Eventually, Banks had had enough of working for other people and set up his own insurance companies – he co-founded Brightside and founded brokers GoSkippy – on which his fortune was established.

He has two grown-up daughters from an early marriage to a teacher that lasted a decade, and three children from his second marriage to Katya, a feisty linguist and self-defence expert said to be the daughter of a Russian state official. 

They met at a Britney Spears concert, married in 2001 and have homes in Bristol, and Pretoria, South Africa.

Formerly known as Ekaterina Paderina, she was dragged into the so-called Russian spy scandal involving Lib Dem MP Mike Hancock. 

In 2010, Hancock faced questions over his Russian parliamentary aide, Katia Zatuliveter, whom MI5 suspected of being a spy (she later won an appeal to stay in Britain). 

Hancock had been helping the future Mrs Banks stay in Britain following visa problems.

Mr Banks and former UKIP leader Nigel Farage at a party together in 2014

Mr Banks and former UKIP leader Nigel Farage at a party together in 2014

Banks says when he asked his wife: ‘Have you ever had any contact with MI5.’ She replied: ‘I’ve never been shopping in MFI.’

One of the couple’s proudest acquisitions is a car number plate with the inscription: ‘X MI5 SPY’ and Katya is said to use 007 in her email address.

Banks’s business affairs were always going to be controversial. 

He has almost 40 businesses registered at Companies House and uses variations on the theme of his name for his directorships. 

Much of his wealth is believed to be held off-shore.

A lifelong Tory supporter and donor, by 2014 Banks had become disillusioned with the EU and David Cameron. 

He met Nigel Farage, then leader of Ukip and another irreverent outsider, at the RAC Club in Pall Mall to discuss defecting. 

The meeting started badly when Farage, a chain smoker, lit a cigarette in the strict no-smoking club.

The defection – plus a £100,000 donation to Ukip – was planned for the end of the 2014 Tory conference, but would have caused barely a ripple had not William Hague, then foreign secretary, retorted when asked about the defection on Radio 4: ‘I’ve never heard of Arron Banks.’ 

Incensed, Banks announced he was giving £1million to Ukip, not £100,000. ‘Hague called me a nobody,’ he said. ‘Now he knows who I am.’

He set up Leave.EU at his Bristol HQ which today still boasts a poster on the wall of German chancellor Angela Merkel and European Commission president Jean-Claude Juncker bearing the words ‘sucking the life out of Great Britain’.

What is the law on political donations? 

Donations to electoral candidates and political campaigns are governed by the Representation of the People Act 1983.

The act gives a list of ‘permissible donors’ which include: 

  • An individual registered on a UK electoral register, including overseas electors.
  • A Great Britain or Northern Ireland registered political party UK-registered companies, trade unions or building societies.
  • A UK-based unincorporated association that carries on business or other activities in the UK.

What isn’t allowed: 

  • The law is that loans and donations to registered campaigners can only come from certain permissible sources, which essentially excludes overseas or foreign funding 
  • The Isle of Man is considered as being outside the UK because it is a British Crown dependency so donations via there are not allowed either

After Farage failed to win his South Thanet seat in the 2015 election, Banks, his friend Wigmore and Farage drowned their sorrows, almost literally, skinny dipping off Bournemouth pier.

In an interview in 2016, Banks admitted grudging admiration for Vladimir Putin. 

‘He’s a nationalist, in the sense he’s trying to look after his country first and others second… I admire his strength as a politician but not necessarily all his policies.’

However, his enthusiasm for Donald Trump knows no bounds.
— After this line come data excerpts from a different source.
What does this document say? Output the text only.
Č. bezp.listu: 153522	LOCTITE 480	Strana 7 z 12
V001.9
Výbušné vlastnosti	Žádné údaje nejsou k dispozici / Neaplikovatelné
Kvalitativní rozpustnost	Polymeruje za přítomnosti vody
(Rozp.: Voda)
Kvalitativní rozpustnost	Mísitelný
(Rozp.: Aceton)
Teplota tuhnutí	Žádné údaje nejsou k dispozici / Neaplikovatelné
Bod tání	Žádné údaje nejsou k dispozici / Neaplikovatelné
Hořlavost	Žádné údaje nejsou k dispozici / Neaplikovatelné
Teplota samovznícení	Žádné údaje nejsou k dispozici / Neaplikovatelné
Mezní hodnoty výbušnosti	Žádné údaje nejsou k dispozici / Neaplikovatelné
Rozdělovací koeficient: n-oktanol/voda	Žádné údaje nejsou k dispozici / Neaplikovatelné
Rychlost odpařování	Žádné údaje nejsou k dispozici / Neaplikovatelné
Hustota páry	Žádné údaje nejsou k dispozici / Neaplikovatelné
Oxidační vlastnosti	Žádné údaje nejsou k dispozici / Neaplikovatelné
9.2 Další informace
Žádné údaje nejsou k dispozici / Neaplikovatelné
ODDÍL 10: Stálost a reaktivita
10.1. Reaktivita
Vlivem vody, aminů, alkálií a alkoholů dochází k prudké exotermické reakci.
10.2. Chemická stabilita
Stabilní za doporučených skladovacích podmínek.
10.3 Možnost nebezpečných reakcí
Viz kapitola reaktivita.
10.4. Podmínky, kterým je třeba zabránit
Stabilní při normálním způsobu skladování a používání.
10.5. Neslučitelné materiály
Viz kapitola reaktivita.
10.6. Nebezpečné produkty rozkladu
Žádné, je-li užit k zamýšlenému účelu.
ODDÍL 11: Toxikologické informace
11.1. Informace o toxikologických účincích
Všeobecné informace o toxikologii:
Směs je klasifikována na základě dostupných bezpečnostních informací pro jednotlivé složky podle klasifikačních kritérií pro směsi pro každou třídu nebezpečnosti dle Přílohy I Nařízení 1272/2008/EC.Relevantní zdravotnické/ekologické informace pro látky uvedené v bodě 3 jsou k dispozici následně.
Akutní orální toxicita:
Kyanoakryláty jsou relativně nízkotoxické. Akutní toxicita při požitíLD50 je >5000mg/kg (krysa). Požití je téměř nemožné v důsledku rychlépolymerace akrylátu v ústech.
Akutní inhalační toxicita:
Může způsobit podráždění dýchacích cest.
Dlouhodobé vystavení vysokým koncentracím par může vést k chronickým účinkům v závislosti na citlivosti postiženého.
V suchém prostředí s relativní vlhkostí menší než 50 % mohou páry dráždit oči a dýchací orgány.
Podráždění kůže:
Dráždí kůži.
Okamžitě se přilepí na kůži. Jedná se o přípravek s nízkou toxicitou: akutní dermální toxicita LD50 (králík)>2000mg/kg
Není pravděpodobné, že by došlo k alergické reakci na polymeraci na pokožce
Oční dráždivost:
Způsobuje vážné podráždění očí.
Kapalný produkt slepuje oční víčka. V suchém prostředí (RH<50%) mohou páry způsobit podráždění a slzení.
In November 2016, Banks and Wigmore were taken by Farage to meet Trump after his presidential election victory. 

The iconic photograph of them outside the gold-and-diamond front door of the £80million Trump Tower penthouse in New York is on the cover of his book on the EU referendum campaign. 

Banks came up with the title: The Bad Boys of Brexit.

Today, just how bad has become an issue for the National Crime Agency.